Where Waititi sees potential, he’s happy to double down, like Odin (Anthony Hopkins) being a dubious ruler who made some seriously questionable decisions. If there’s one part where Ragnarok could go even further, it’s in the dark past of Asgard. Showing Hela not just as Odin’s daughter, but as a vital part of history Thor doesn’t know helps reinvent his world into a more morally questionable place and actually has thematic relevance to the real world. When you use history to whitewash our darker deeds, you end up burying a complicated past that can come back and bite you. Although I wish the film did even more with Hela (Blanchett is clearly having a ball, but it feels like they could go further with the character), at least she’s positioned in an interesting way not only by being Thor’s sister, but by being an inconvenient truth about Asgard’s past.
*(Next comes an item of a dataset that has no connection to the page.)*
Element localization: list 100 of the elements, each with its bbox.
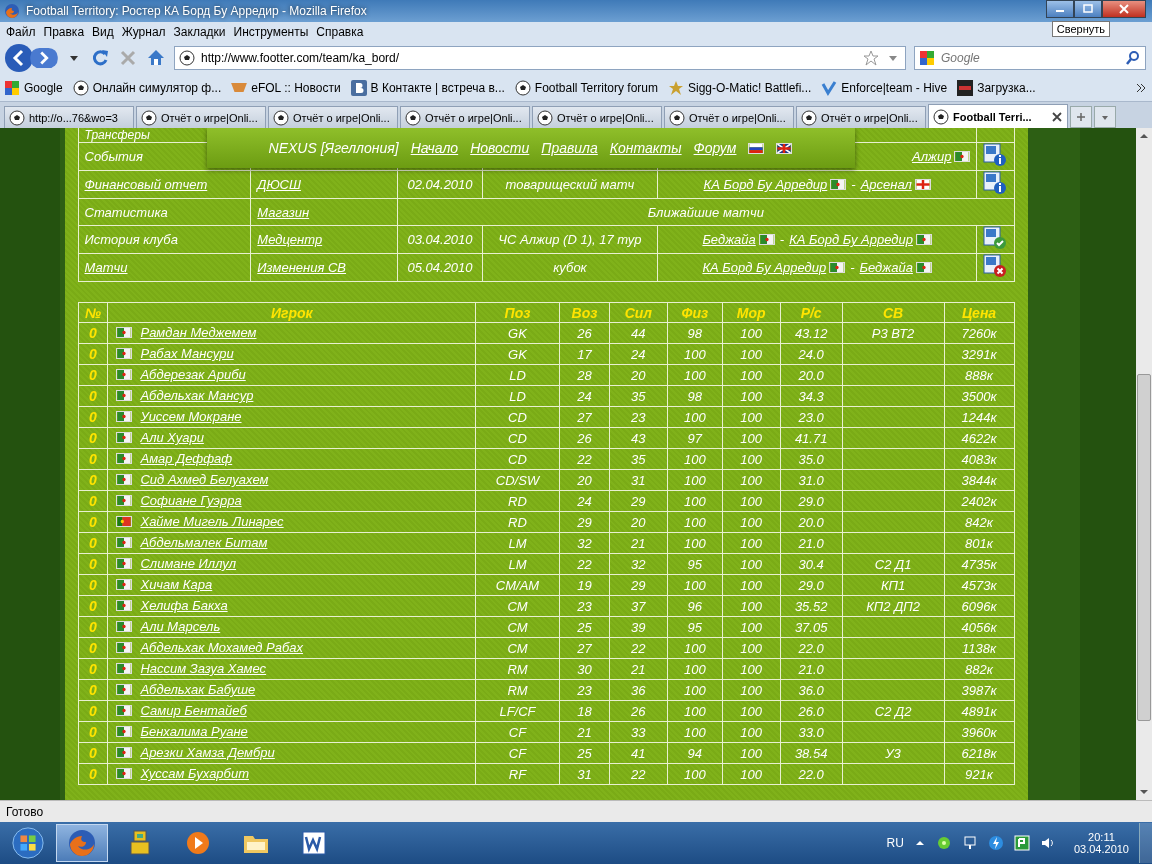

The biggest problem with Ragnarok is that it never wants to dwell on anything too serious. It’s always angling for the joke, and while there’s nothing wrong with making a comedy, there feels like there’s room for Waititi to make a movie that’s both hilarious and surprisingly thoughtful. But because the movie never wants to be too uncomfortable or serious, it quickly moves to the next gag and the next gag and the next gag. It’s not a strike against a movie for it to be entertaining — and Ragnarok is certainly a blast from start to finish — but it always feels like Waititi could go a bit deeper if he wanted to and for whatever reason chooses to put the laugh line as his primary goal.
This seems to be something that Waititi is diving deeper into with Love and Thunder, where we once again see Thor reunite with Jane and take on a more traditional Marvel villain in Gorr the God Butcher. If comic book storylines are to be followed, Love and Thunder is primed to be a movie that tackles much more serious subjects than Ragnarok. That being said, there’s something refreshing about a behemoth studio like Marvel looking at its 17th film and being willing to throw caution to the wind. It would have been easy to make a third Thor film that’s similar to the last two, putting more emphasis on the building towards Avengers: Infinity War, and play it safe. Instead, they took a gamble and Ragnarok became the most successful Thor movie to date. A studio that’s willing to show that kind of nimbleness and heterodoxy when it comes to its franchises is one that has the freedom to move where it needs to. Thor: Ragnarok may not be the deepest Marvel movie, but it’s certainly one of the boldest. And, surprisingly, it would share a thematic bond with the following Marvel movie about what it means to rule.